At this point, you’ve (hopefully) heard and heeded this advice: Don’t put all of your eggs in one basket. It’s been repeated ad nauseam that a well-diversified portfolio is the only “free lunch” in investing – which can allow you to take on less risk while possibly getting equal or greater returns.
If you have a diverse investment portfolio of domestic stocks, bonds, and even hard assets or other classes, you’re off to an excellent start for retirement or growing your wealth. Even so, many are surprised or reluctant to hear that they’re missing out on a large opportunity if they’re solely invested in the United States.
By diversifying globally, you have a chance to spread those nest eggs into baskets across the world, while also seeking further opportunities to grow your wealth. Yet in my decade of advising people on how to invest, I’ve seen that many are reluctant to diversify globally, or fail to believe it helps in our increasingly globalized world.
If you have the same thoughts or haven’t diversified globally yet, here are some points to consider.
Avoid Hometown Bias
Whether it’s buying our vegetables from a local farm or through our investment choices, many of us are inclined to go with selections that are close to our geographic familiarity. Our experiences and ease often mistakenly lead us to believe that we have “insider knowledge” and have made a better pick by going local.
As I’ve stated before, this can play out in dangerous ways in the stock market, such as when you heavily invest in the firm you work for. This also holds true when it comes to investing in the U.S. versus a country that we haven’t even set foot in.
But just because you live in the U.S., you don’t necessarily have enough knowledge to beat the stock market here, or that international investments aren’t any more attractive.
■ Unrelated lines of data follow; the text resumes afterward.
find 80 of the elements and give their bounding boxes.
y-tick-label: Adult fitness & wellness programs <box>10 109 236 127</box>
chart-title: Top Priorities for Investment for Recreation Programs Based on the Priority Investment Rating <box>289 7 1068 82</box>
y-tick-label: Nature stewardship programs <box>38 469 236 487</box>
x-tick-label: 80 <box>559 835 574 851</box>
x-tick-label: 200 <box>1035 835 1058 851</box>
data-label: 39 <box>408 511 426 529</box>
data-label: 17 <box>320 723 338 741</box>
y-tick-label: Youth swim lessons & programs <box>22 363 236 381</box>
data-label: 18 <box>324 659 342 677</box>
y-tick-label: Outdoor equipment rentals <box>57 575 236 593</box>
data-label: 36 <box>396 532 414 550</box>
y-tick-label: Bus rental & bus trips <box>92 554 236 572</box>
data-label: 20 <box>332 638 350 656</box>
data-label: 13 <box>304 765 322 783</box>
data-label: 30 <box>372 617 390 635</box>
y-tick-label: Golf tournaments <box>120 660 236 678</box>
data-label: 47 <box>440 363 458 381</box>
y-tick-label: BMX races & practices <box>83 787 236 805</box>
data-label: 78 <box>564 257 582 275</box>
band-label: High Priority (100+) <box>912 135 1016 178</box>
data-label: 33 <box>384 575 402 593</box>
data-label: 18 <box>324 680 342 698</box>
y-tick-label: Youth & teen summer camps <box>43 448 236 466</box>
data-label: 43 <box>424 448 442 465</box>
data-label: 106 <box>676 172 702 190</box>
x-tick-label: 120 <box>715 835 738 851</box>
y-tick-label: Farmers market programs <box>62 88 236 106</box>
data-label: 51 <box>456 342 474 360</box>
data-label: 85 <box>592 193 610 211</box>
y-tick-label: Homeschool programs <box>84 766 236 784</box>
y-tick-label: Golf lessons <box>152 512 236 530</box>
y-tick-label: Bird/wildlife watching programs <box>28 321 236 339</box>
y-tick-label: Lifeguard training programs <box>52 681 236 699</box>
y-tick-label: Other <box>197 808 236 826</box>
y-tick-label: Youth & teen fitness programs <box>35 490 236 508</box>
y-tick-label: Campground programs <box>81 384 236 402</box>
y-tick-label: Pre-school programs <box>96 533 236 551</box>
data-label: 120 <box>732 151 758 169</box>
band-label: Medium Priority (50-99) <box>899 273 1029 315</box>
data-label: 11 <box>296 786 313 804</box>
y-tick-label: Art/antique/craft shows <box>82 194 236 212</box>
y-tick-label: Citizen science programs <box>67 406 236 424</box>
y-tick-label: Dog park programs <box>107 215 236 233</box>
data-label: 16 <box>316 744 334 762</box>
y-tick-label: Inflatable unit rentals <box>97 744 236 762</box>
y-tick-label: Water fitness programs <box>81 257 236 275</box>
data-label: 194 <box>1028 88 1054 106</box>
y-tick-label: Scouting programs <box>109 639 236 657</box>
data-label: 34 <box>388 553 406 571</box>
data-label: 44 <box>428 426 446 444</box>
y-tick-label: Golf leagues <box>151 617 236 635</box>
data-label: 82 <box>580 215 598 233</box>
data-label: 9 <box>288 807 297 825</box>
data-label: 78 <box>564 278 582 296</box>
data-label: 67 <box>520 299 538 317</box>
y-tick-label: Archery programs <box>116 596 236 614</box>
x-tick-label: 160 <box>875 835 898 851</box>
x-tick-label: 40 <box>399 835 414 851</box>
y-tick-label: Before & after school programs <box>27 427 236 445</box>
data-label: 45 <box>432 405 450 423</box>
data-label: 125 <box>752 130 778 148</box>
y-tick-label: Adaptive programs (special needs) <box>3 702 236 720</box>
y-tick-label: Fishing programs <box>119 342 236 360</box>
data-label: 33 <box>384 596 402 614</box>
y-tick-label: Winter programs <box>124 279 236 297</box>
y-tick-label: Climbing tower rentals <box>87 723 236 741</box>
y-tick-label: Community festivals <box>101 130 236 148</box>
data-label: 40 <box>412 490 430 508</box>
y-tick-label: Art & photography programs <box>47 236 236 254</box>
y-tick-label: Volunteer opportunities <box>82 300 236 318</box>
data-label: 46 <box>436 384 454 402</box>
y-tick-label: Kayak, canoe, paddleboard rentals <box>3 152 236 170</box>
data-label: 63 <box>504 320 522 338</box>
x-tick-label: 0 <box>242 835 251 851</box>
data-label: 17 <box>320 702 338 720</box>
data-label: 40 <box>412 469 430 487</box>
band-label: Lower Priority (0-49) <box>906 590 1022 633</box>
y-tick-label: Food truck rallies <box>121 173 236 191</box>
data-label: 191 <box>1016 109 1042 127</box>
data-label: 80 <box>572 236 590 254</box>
The truth is that living in a country won’t give you enough knowledge to fully understand its’ incredibly complex market, or that you should discredit other countries because of it.
The U.S. Doesn’t Always Win
Just like in the recent Olympic competitions, the U.S. won’t win the gold medal every single time. A wise investor will realize that despite their penchant to invest in domestic stocks, they may not be the top winner year after year. For instance, in the last 12 years (since 2015), the best-performing stock market has been one outside the U.S. Even though you may miss some bigger American wins by concentrating your investments there, you’ll also avoid big searing losses, and possibly enjoy better overall results.
You’re Missing Out On Half The Available Investments in the world
According to Merrill Lynch, U.S. equities accounted for slightly more than half (52%) of the entire stock market. Many are unaware of how vast the investment universe is outside the U.S., and mistakenly believe they’re only missing a small piece of the pie. Even if you’re already diversified by company size or industry domestically, you can be missing out on what academics see as an even better way to further reduce your risk and boost your long-term success. These studies have found that the performances in tandem of different countries results in big reduction of risk while also increasing possible returns.
Despite Globalization, You’ll Still Enjoy Opposite Performances
Our world is becoming more globalized than ever. Just take on look at your Chinese-manufactured iPhone as you head to your Toyota Camry (which Fortune dubbed the most “American” manufactured car), and you’ll see how the world is increasingly connected.
Many also believe that exposure to solely U.S. investments is only necessary because our world is so intertwined. However, the “lost decade” (2000 to 2009) is just one example where global markets performed almost the exact opposite of the U.S., and you would’ve benefited from their exposure. While the S&P 500 had a negative annualized return during that time, international markets benefited from 1 to almost 10% returns.
The Bottom Line
Although you may not understand all the factors surrounding the global economy, diversifying this way can have significant benefits for your portfolio. Consider speaking to a trusted advisor, or tilting your portfolio towards diversified international stocks. There isn’t a “magic” number of the percentage you should allocate to any investment (because everyone has unique needs and goals) – but it’s a smart idea to base this on your appetite for risk, and the likelihood that you’ll actually stick to your investment plan when international stocks are thrown into the mix.
Just like everything else in life, it can be worth it to expand your horizons.